As primeiras horas são definidas como correria, avaliando sinais vitais, fazendo dezenas de metros para observar as crianças e cumprir horários de medicação, tentando enquanto enfermeiro responsável que quero ser, estar em 7 quartos no mesmo exacto minuto para que os antibióticos (por exemplo) não falhem a sua hora. Pois lamento transmitir que não consegui, o mundo dos super-heróis ficcionais era o único que me permitiria cumprir isso. Contudo, sendo humano, a velocidade que consigo atingir, é limitada. Falo e distingo o termo de super-heróis ficcionais por uma razão, esses existem nas séries, livros e filmes que temos acesso actualmente mas engane-se quem desacredita na existência de super-heróis reais.

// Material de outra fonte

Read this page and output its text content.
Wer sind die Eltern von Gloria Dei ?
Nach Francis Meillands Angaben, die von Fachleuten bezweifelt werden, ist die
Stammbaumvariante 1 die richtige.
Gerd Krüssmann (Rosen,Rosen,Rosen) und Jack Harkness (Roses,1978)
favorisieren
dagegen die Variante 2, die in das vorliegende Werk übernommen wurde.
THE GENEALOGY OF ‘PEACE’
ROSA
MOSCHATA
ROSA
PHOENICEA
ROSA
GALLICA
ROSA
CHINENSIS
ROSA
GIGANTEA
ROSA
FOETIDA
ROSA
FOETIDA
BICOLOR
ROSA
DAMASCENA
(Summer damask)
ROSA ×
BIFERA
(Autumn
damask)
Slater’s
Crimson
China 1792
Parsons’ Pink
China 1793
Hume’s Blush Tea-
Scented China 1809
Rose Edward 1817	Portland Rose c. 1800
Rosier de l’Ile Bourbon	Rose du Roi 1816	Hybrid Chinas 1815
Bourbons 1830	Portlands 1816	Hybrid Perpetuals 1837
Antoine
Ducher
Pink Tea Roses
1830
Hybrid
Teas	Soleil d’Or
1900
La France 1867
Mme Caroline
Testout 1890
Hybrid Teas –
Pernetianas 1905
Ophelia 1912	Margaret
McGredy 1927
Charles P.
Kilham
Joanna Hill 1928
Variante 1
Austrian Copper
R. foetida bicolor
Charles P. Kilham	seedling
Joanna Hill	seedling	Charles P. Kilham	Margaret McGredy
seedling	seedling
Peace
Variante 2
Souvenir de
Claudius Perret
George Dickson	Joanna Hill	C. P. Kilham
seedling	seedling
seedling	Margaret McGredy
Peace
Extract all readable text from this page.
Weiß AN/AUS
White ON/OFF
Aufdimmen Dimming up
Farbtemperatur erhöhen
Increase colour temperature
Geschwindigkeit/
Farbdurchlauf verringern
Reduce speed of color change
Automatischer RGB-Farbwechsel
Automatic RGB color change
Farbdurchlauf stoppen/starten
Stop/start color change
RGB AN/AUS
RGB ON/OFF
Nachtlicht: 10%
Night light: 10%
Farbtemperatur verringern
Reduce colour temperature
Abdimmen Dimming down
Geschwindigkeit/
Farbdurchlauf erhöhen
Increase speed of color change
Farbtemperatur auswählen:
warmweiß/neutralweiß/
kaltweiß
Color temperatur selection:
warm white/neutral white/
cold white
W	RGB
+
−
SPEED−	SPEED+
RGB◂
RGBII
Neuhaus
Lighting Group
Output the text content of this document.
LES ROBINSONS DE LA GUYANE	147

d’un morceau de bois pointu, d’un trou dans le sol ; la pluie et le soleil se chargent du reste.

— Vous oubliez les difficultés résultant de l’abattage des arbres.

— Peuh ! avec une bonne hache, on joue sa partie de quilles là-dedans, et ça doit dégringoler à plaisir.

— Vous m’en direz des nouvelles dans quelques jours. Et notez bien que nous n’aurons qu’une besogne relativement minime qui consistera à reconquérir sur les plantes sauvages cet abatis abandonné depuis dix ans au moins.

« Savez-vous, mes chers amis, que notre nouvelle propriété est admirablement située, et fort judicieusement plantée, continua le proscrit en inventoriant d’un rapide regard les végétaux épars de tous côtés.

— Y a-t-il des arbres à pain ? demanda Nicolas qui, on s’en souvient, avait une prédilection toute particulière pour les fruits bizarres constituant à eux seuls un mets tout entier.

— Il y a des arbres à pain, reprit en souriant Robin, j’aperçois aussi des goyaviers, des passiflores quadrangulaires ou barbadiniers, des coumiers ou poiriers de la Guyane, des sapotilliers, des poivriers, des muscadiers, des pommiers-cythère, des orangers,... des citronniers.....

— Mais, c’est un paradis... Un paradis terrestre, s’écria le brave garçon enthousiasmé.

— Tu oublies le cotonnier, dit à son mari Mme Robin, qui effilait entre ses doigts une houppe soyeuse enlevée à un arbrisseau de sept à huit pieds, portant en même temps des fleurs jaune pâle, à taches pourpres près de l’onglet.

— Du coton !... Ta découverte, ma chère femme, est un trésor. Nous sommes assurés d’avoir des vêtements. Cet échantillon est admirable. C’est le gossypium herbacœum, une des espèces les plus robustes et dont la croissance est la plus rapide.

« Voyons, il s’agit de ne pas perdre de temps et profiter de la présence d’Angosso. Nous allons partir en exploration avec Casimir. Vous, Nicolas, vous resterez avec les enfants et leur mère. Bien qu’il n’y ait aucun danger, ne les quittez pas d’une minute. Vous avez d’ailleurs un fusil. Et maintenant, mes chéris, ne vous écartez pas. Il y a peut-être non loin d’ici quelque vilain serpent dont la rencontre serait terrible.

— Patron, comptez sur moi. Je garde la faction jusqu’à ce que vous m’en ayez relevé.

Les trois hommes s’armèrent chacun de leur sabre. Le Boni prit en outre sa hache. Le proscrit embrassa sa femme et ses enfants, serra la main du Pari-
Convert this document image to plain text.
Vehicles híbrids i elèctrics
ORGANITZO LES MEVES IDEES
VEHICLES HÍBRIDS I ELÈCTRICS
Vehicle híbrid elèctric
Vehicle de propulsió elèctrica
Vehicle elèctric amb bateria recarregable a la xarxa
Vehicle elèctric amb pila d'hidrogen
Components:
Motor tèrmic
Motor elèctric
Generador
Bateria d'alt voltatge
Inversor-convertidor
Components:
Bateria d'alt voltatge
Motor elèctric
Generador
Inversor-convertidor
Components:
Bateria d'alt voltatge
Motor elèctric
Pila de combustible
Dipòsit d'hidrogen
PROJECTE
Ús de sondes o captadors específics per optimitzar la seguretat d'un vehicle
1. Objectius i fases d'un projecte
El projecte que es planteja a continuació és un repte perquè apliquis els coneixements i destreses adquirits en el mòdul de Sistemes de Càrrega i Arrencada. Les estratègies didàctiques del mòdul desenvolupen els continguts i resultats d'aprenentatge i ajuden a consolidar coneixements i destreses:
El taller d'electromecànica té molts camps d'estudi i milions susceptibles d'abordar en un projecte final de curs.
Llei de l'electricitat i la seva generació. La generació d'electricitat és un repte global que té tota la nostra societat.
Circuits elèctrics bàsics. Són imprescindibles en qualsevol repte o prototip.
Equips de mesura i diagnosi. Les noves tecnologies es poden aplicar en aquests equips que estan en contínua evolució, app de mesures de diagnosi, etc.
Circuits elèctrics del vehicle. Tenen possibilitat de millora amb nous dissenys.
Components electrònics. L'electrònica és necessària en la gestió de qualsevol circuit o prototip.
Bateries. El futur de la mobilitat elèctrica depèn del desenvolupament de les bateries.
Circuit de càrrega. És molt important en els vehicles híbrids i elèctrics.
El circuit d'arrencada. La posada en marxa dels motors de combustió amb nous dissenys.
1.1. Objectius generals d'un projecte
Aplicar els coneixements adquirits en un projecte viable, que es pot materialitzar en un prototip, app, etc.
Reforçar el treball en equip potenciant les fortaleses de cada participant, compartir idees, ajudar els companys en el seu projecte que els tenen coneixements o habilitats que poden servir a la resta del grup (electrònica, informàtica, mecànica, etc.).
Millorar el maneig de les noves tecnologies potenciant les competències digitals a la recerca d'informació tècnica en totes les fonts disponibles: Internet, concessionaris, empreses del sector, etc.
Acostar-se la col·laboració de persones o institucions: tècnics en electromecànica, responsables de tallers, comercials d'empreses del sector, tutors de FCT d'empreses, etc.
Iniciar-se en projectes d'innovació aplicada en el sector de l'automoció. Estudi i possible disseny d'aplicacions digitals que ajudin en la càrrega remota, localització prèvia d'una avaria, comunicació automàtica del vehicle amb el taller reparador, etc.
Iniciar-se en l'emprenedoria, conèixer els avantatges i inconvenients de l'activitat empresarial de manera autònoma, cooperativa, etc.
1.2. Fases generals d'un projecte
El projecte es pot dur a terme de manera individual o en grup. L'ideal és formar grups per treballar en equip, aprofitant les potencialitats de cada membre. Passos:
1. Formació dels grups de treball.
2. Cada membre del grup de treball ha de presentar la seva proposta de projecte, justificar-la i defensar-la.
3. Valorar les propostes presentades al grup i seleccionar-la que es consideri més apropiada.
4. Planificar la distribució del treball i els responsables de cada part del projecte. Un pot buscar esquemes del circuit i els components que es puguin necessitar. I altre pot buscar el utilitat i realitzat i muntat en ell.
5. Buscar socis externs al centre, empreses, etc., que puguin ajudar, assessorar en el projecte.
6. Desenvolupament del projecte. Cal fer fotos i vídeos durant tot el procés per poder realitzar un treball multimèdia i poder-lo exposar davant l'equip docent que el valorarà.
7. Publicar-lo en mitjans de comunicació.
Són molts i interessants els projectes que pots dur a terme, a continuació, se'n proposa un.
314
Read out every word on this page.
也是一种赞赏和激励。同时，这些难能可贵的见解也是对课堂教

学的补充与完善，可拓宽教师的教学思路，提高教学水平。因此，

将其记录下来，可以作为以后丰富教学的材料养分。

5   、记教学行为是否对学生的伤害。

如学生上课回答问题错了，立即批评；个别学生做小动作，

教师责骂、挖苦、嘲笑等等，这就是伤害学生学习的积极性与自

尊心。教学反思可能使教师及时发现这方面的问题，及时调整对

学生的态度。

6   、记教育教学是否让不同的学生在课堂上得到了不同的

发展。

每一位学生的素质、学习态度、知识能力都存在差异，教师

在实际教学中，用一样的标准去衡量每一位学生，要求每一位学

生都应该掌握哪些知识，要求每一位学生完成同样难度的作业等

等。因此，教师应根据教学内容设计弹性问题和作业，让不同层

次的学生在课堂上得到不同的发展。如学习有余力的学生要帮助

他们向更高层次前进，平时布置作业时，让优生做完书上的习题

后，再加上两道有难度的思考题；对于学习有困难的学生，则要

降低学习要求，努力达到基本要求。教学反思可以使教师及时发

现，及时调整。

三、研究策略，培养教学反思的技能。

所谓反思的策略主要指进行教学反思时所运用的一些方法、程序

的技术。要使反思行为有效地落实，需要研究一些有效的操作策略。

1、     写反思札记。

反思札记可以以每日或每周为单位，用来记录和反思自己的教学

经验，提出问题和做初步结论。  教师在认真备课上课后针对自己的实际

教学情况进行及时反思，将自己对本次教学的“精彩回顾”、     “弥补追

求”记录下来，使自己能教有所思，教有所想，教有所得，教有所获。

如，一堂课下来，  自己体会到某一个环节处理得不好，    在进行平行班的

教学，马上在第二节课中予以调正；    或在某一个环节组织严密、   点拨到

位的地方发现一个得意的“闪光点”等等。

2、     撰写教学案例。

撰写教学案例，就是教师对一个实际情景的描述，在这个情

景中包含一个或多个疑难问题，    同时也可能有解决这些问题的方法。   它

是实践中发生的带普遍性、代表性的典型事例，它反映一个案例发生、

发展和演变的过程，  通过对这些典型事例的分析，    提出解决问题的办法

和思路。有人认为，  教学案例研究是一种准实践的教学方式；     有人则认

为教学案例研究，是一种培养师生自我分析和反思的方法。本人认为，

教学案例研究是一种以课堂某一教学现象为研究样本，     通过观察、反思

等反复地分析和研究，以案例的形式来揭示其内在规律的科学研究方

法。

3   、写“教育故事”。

Desses, tenho comigo no serviço 22, mais umas centenas em suas casas ou lares temporários.
É por eles que ali estou, por eles que ali estamos todos. Toda a equipa multidisciplinar que ali exerce funções. Mas como enfermeiro que sou, a visão que quero passar, e que me é possível, desculpem-me os restantes, é a da minha profissão.
Somos nós os elementos presentes 24 horas por dia, 7 dias por semana e 365 (ou 366) dias por ano. Nesta noite, no silêncio destes corredores, fecho os olhos e escuto. O corredor está vazio, isento de movimento a esta hora e a única coisa que se vai alterando é o som de campainhas, o vermelho das mesmas reflectido no chão lavável, nos vidros que dividem os dois corredores do serviço, ou simplesmente as que não se repercutem nas lâmpadas das portas mas que sabemos que, lá dentro, alguém chama por nós. Chamam por dores, náuseas ou vómitos, por ter terminado alguma das mil medicações que administramos, porque a bateria de alguma das suas máquinas terminou, para algum tipo apoio emocional ou, até apenas, por engano. Já para não falar no resto da lista infinita de possibilidades.
É verdade, tocam a campainha e chamam-nos. Precisam e nós vamos, sem qualquer problema. O que mais me apercebo, no entanto, é que pode estar a ser um turno mau (em que, tal como os meus colegas do turno anterior, é notório o enorme desespero por se sentirem incapazes de cumprir todas as obrigações no seu tempo devido), mas dou por mim, a abrir cada porta, ir à minha mochila mental e inconscientemente, coloco o meu melhor sorriso antes de dizer: “Boa noite! O que aconteceu? Precisa de alguma coisa?”. Por muito cansado, por muito frustrado comigo, por muitos problemas que tenhamos na vida, ali deixam de existir, aquelas crianças levam-nos a um estado de transcendência que a mim, enquanto enfermeiro, enquanto Mário, me dá um sentido à profissão e mais, me dá um sentido enquanto pessoa!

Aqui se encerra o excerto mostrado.